Journalists Urge More Reporting on Hurricane Katrina

Newsday – “The Cape Can’t Wait” is the headline the article announcing that Jon Benson, a nationally syndicated columnist and talk show host, has passed away at home on Christmas Day. His death is marked by news reports that he had been diagnosed with pancreatic cancer. As he wrote in his recent book, No Limits, “It wasn’t the disease that killed me but the cure. Pancreatic cancer has a way of sneaking up on you.” A week prior to his death, Benson had disclosed that he was being treated for pancreatic cancer.

Since taking a break from writing for Newsday, Benson was one of the most well-known experts on national talk shows. He frequently appeared as a guest commentator on Fox News and was often heard on the national radio shows. It was not a surprise that his comments about President George W. Bush’s military service made headlines across the country. Even colleagues in the press gallery expressed support for his statements.

The tough-talker persona that characterized Newsday’s reporting on national issues made it a frequent target of conservative politicians and commentators. Many criticized Newsday’s reporters for focusing too much on the negative instead of the positive in their stories. After President Bush’s war in Iraq became public, Newsday repeatedly reported on the thousands of civilian casualties. Although the paper did end up calling the president a liar, most Americans viewed the matter as a fair game for the press to take. (Even Rush Limbaugh criticized fellow Fox News personality Bill O’Brien for saying that Bush had “lied his way into a war”.)
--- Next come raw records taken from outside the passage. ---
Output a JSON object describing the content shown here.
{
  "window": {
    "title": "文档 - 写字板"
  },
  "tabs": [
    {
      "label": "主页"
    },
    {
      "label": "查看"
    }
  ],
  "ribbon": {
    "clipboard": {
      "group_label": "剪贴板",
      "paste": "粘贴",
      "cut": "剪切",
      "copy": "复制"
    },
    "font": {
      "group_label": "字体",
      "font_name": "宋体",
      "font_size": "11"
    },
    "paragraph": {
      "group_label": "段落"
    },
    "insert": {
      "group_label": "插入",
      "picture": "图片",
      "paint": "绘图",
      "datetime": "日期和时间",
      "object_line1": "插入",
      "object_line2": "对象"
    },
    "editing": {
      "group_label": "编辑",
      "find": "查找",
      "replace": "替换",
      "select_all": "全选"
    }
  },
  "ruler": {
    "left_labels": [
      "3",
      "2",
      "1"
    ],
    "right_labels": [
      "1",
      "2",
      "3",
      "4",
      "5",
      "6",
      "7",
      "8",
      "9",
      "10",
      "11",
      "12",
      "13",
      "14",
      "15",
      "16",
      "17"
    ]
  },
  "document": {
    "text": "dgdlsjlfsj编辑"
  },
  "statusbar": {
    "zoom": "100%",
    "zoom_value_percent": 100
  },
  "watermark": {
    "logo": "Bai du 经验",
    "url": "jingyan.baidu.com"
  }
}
But when it came to the subject of his own health, Benson’s opinions about President Bush were widely shared. He had a long history of criticism of the Bush administration’s handling of Hurricane Katrina. As the disaster approached, he blasted the media for focusing more on the negative aspects of the catastrophe rather than the positive aspects. “The press should focus on the positive aspects – not the negative,” he said. Ironically, just days before his death, Newsday published a story about how Louisiana residents were flooding their homes in preparation for Hurricane Rita. Benson had nothing but good things to say about the local government and its response to the crisis.

The Washington Times also published an article written by Benson, where he described his childhood home in Washington D.C. As a teenager, he was arrested several times and spent time in prison. Now, as an older reporter with a new profession, he recalled how scared he was when the CIA put him in a vehicle and carted him off to the woods. He described the experience as one of the most scary moments of his life. He likened the experience to living in a “fairy tale,” one that would “never happen.”

In his final column, Newsday writer Robert Draper remembered Benson for his passion, resilience and commitment to doing the job. “He could be a bit quirky at times, and I didn’t always like what I read in his columns,” Draper wrote. “But you couldn’t help noticing how deeply he cared about this profession and the people who practiced it.” He concluded: “I’ll miss him at times, but I’m grateful that we have each other and I will miss seeing his brilliant writing.”